UNIVERSITY PARK, Pa. — Shaheen Pasha knows the power of a good story, and she knows how to tell one, too.
Pasha, an assistant teaching professor in the Donald P. Bellisario College of Communications, earned the 2019 SAJA Excellence in Journalism Award for outstanding non-fiction writing about South Asia or the South Asian Diaspora with her piece published on Narratively.com. The article, titled “Searching for the Woman Who Saved My Immigrant Family from Homelessness,” was selected over finalists from Bloomberg and the Washington Post.
A separate work by Pasha was included in “Burn it Down,” a just-released anthology with 22 essays from a diverse group of contemporary women writers. Kirkus Review called the compilation “powerful and provocative … an instructive read for anyone seeking to understand the many faces — and pains — of womanhood in 21st-century America.”

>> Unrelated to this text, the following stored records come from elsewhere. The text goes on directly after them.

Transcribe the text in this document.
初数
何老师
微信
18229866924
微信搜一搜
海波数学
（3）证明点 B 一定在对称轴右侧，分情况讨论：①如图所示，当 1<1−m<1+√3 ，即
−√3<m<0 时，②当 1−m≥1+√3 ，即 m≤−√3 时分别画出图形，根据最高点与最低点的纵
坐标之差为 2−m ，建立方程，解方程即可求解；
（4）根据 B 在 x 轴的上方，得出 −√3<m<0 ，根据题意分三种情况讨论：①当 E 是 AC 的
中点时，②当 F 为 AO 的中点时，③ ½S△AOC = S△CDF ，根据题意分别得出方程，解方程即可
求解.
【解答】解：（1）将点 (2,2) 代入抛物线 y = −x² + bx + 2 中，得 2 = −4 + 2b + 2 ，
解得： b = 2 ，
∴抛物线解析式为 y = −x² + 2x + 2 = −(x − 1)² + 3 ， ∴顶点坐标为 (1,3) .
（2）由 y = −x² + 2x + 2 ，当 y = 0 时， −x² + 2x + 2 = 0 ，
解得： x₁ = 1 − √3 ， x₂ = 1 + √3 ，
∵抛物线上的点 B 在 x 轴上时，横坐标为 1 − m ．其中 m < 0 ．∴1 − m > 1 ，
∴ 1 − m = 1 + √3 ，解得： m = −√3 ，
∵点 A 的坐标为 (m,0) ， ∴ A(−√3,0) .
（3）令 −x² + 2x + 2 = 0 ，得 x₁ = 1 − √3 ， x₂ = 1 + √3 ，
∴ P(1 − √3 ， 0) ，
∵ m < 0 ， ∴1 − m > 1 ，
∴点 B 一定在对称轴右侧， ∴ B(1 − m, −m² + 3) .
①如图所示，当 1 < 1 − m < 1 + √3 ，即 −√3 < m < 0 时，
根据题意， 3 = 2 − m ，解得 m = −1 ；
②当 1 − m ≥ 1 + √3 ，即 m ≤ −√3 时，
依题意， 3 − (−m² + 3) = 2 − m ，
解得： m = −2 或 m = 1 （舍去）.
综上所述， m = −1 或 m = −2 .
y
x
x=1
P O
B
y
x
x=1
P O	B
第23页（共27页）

Pasha’s essay, “The Color of Being Muslim,” talks about her rage at “the suffocating expectations of others,” both within and without the Pakistani American community, who saw her as being too Muslim or not Muslim enough. She will be reading her piece at 7 p.m. on Oct. 21 as part of an organized reading about the power of memoir at PowerhouseArena in Brooklyn, New York.
Before joining academia, Pasha was a reporter for Thomson Reuters in Dubai, CNNMoney and Dow Jones/Wall Street Journal. Her extensive journalism experience includes roles as a contributor to outlets such as the Dallas Morning News, the Daily Beast, New England Public Radio, Nieman Reports and USA Today. She was the recipient of a 2018 Fulbright Specialist designation and was named a 2018 Harvard University Knight Visiting Nieman Fellow.
She is teaching courses on ethics and opinion writing this fall and plans to launch a prison journalism program during her time at Penn State.